林岁昭回忆了一下自己这个破天荒化完的全妆,买来还从来没穿过的新裙子,不像以往一样随便披散着或者只是用鲨鱼夹拢起来的头发,实在想不出有什么问题,只好缓慢又带着点迟疑地摇了摇头。
感觉还挺有诚意的吧
还特意选了件轻薄的开衫,本来是想穿更厚更没有版型的来着呢
“行吧,”华黎歪头看她,嘴角微微拉平了一瞬,妥协一样道,“这样也挺好的,反正你颜值能打。”

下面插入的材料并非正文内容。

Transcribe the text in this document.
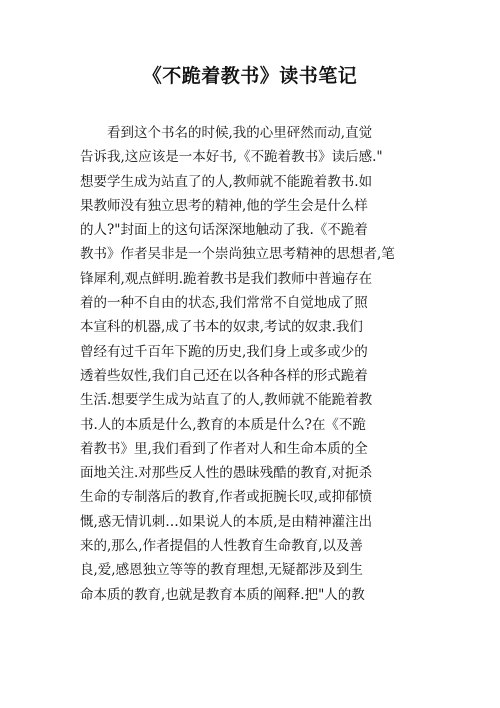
《不跪着教书》读书笔记
看到这个书名的时候,我的心里砰然而动,直觉
告诉我,这应该是一本好书,《不跪着教书》读后感."
想要学生成为站直了的人,教师就不能跪着教书.如
果教师没有独立思考的精神,他的学生会是什么样
的人?"封面上的这句话深深地触动了我.《不跪着
教书》作者吴非是一个崇尚独立思考精神的思想者,笔
锋犀利,观点鲜明.跪着教书是我们教师中普遍存在
着的一种不自由的状态,我们常常不自觉地成了照
本宣科的机器,成了书本的奴隶,考试的奴隶.我们
曾经有过千百年下跪的历史,我们身上或多或少的
透着些奴性,我们自己还在以各种各样的形式跪着
生活.想要学生成为站直了的人,教师就不能跪着教
书.人的本质是什么,教育的本质是什么?在《不跪
着教书》里,我们看到了作者对人和生命本质的全
面地关注.对那些反人性的愚昧残酷的教育,对扼杀
生命的专制落后的教育,作者或扼腕长叹,或抑郁愤
慨,惑无情讥刺…如果说人的本质,是由精神灌注出
来的,那么,作者提倡的人性教育生命教育,以及善
良,爱,感恩独立等等的教育理想,无疑都涉及到生
命本质的教育,也就是教育本质的阐释.把"人的教
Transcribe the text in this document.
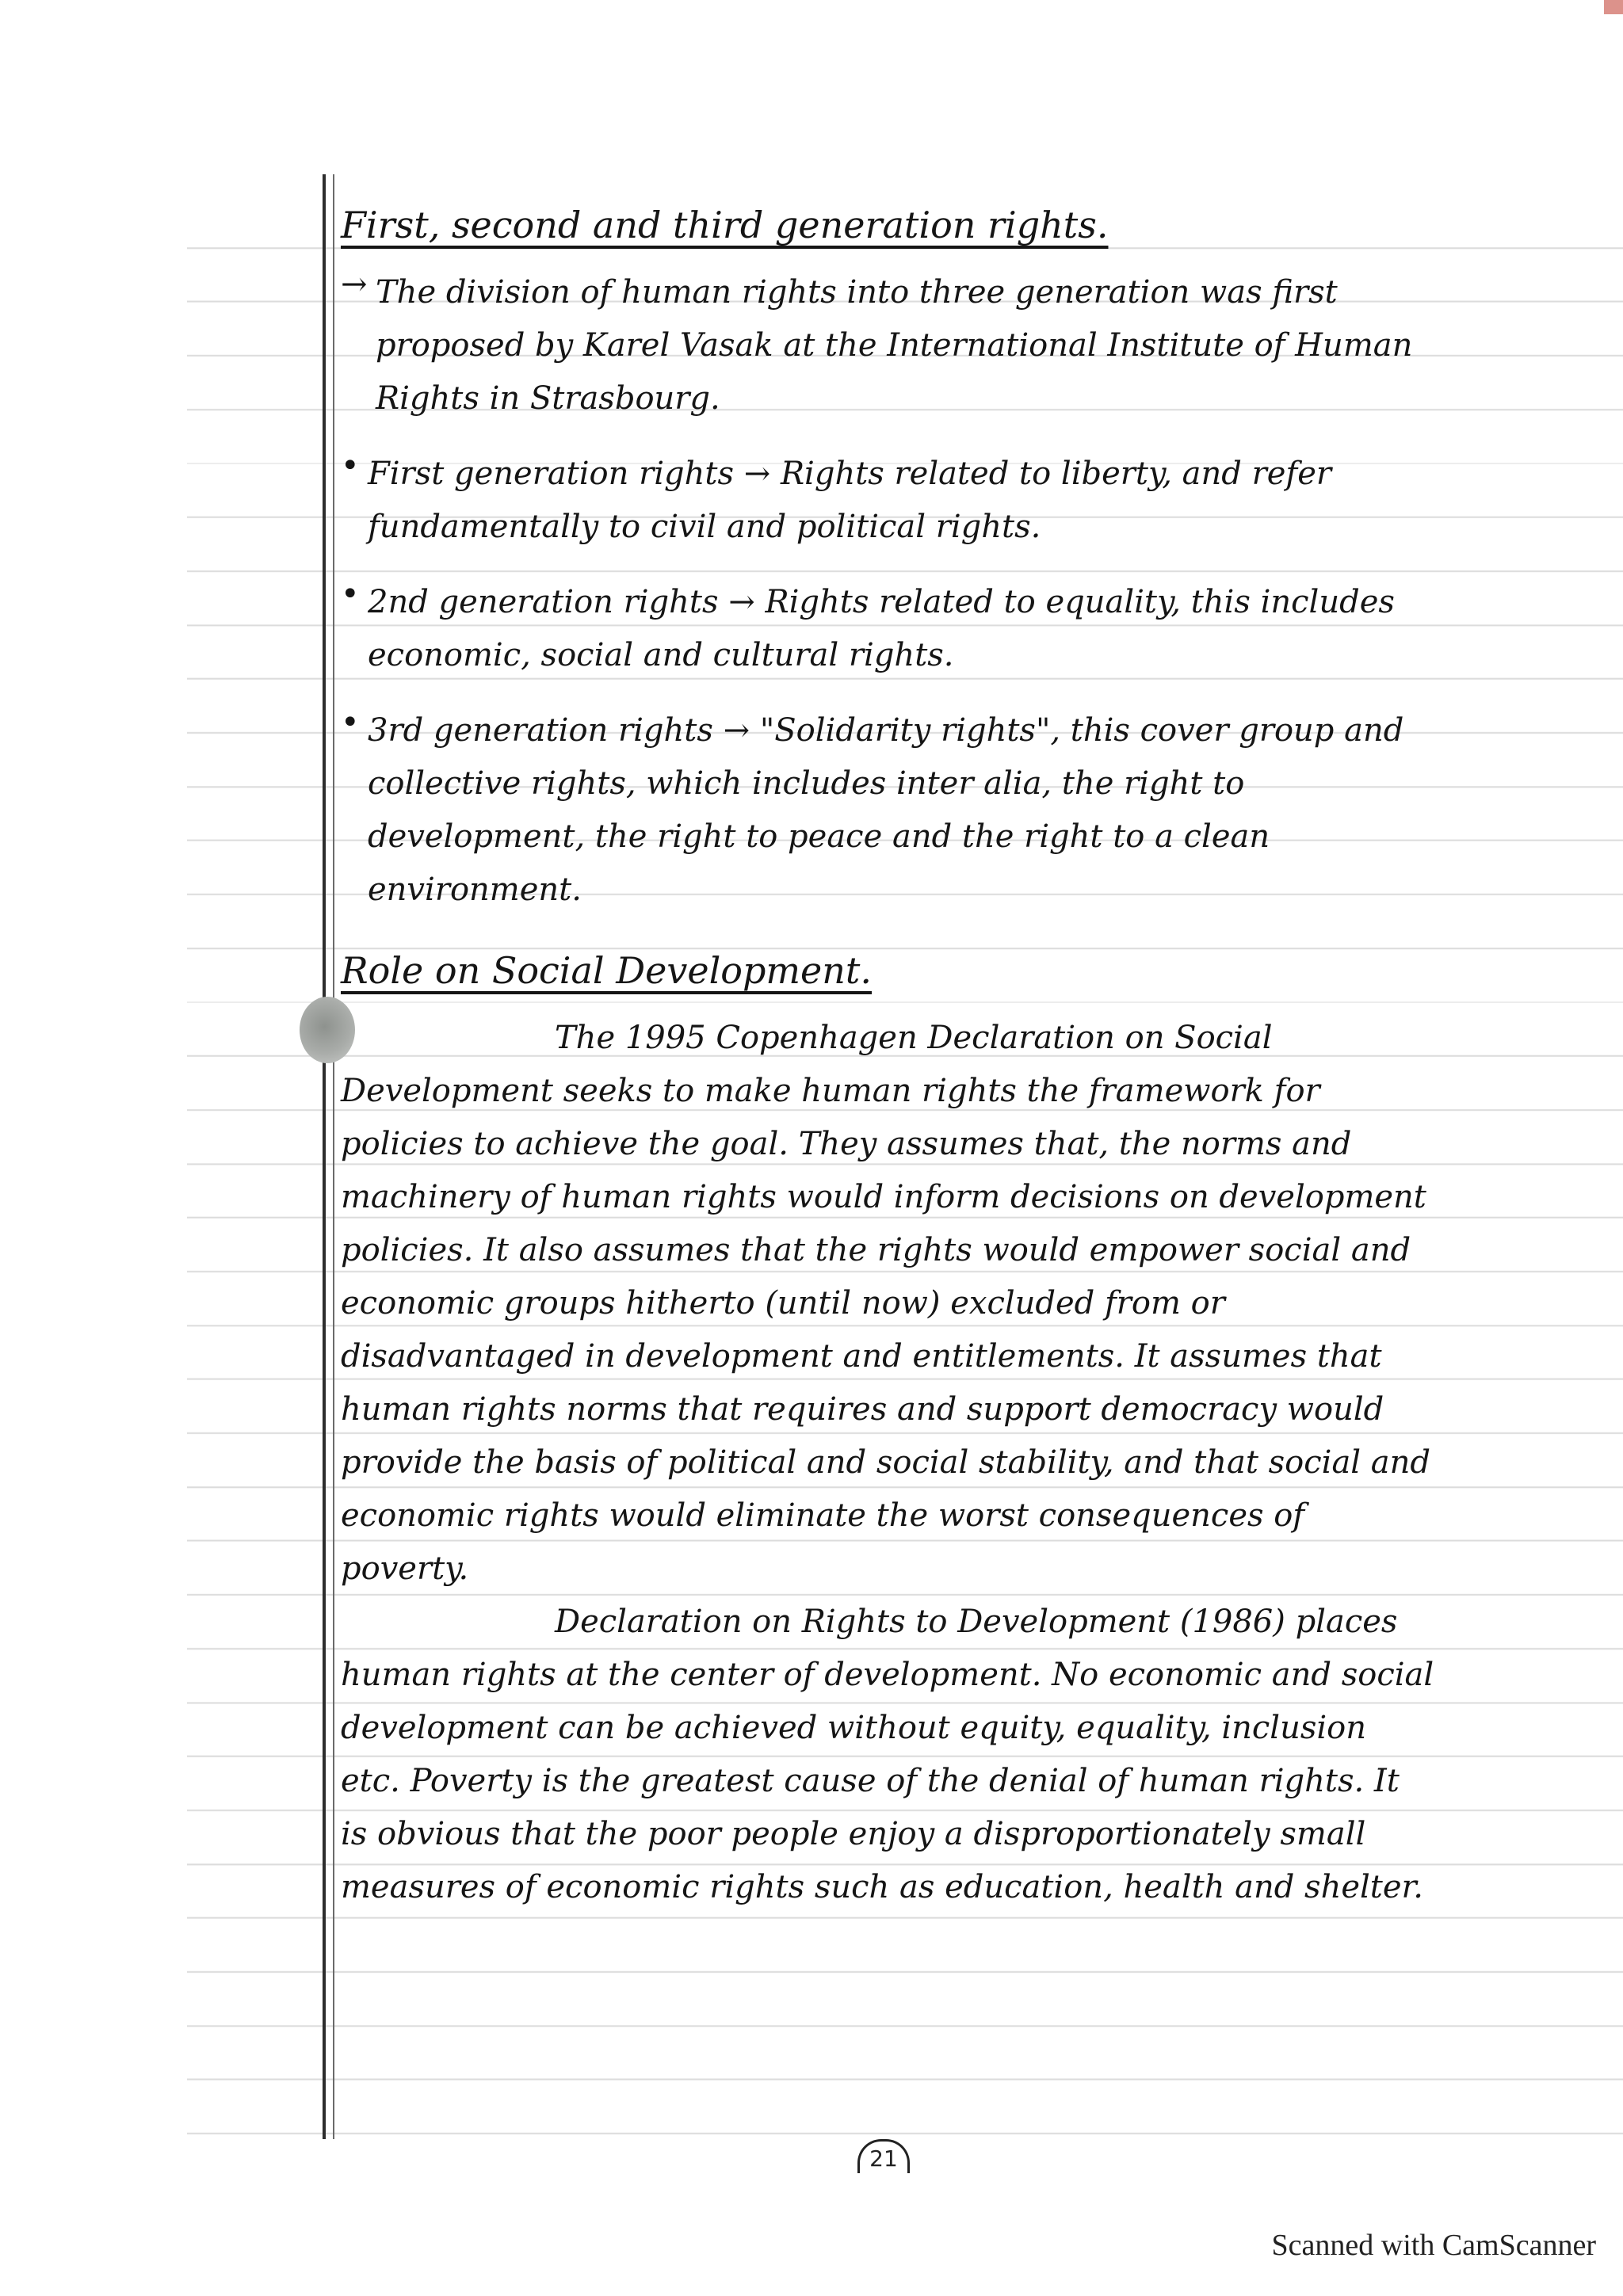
First, second and third generation rights.
→ The division of human rights into three generation was first proposed by Karel Vasak at the International Institute of Human Rights in Strasbourg.
• First generation rights → Rights related to liberty, and refer fundamentally to civil and political rights.
• 2nd generation rights → Rights related to equality, this includes economic, social and cultural rights.
• 3rd generation rights → "Solidarity rights", this cover group and collective rights, which includes inter alia, the right to development, the right to peace and the right to a clean environment.
Role on Social Development.

The 1995 Copenhagen Declaration on Social Development seeks to make human rights the framework for policies to achieve the goal. They assumes that, the norms and machinery of human rights would inform decisions on development policies. It also assumes that the rights would empower social and economic groups hitherto (until now) excluded from or disadvantaged in development and entitlements. It assumes that human rights norms that requires and support democracy would provide the basis of political and social stability, and that social and economic rights would eliminate the worst consequences of poverty.

Declaration on Rights to Development (1986) places human rights at the center of development. No economic and social development can be achieved without equity, equality, inclusion etc. Poverty is the greatest cause of the denial of human rights. It is obvious that the poor people enjoy a disproportionately small measures of economic rights such as education, health and shelter.

21
Scanned with CamScanner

林岁昭还没来得及说点什么表现一下自己的谦虚,华黎紧接着又补上了一句:“你待会儿记得跟着我点,别走丢了啊。”
林岁昭听她这么说,用疑问句嗯了一声,又问道:“是会发生什么吗?”
接下来的一切对林岁昭来说都是空白一片,是她从来没有参与过,也无法从林素馨那得到经验的未知,所以她还挺迫切想从华黎这听说到什么的。
华黎把出租车的玻璃降下一半,风呼呼兜进来,把生物钟颠倒留下的最后一丝困倦吹散。
“能发生什么,年年都那样,”华黎语气淡淡,说出来的话却是惊世骇俗,“今年少打起来几摊就是谢天谢地了。”
林岁昭微微瞪大了眼睛,感觉跟想象中的豪门聚餐完全沾不上边:“这么豪迈的吗?”
她斟酌了一下,小心地用了这个词。
“哎岁岁,怎么每次骗你你都能让我成功得手啊?”华黎看她还真相信了,噗嗤一下笑出来,“怎么可能在这种时候打起来。”
她顿了顿,补充道:“不过氛围不会有多轻松就是了,特别是陈家。”
华黎看着林岁昭,表情认真道:“他们家怎么说呢,家庭氛围挺窒息的,对,没夸张,就是窒息。当年陈烬年转学到沐礼也有这个原因。”
华黎移开视线,耸了耸肩:“但具体是为什么,当年发生过什么,就不是我们能知道的了。”
林岁昭突然不合时宜地想起中午在客厅,陈烬年皱着眉头,问她家里备药做什么。
就,还挺想穿越回去告诉他是为什么的。
虽然她还是觉得他那句话是在逗趣儿,但林岁昭对陈烬年,向来好像是没有什么原则可言的。
林岁昭把自己这边的车窗降下来,任风吹乱没编进去的发丝,因为华黎的一句话开始胡思乱想起来。
陈烬年这样的天之骄子,这样从来都是被所有人注视着的人,到底要是什么样的家庭环境,才能被称为窒息呢?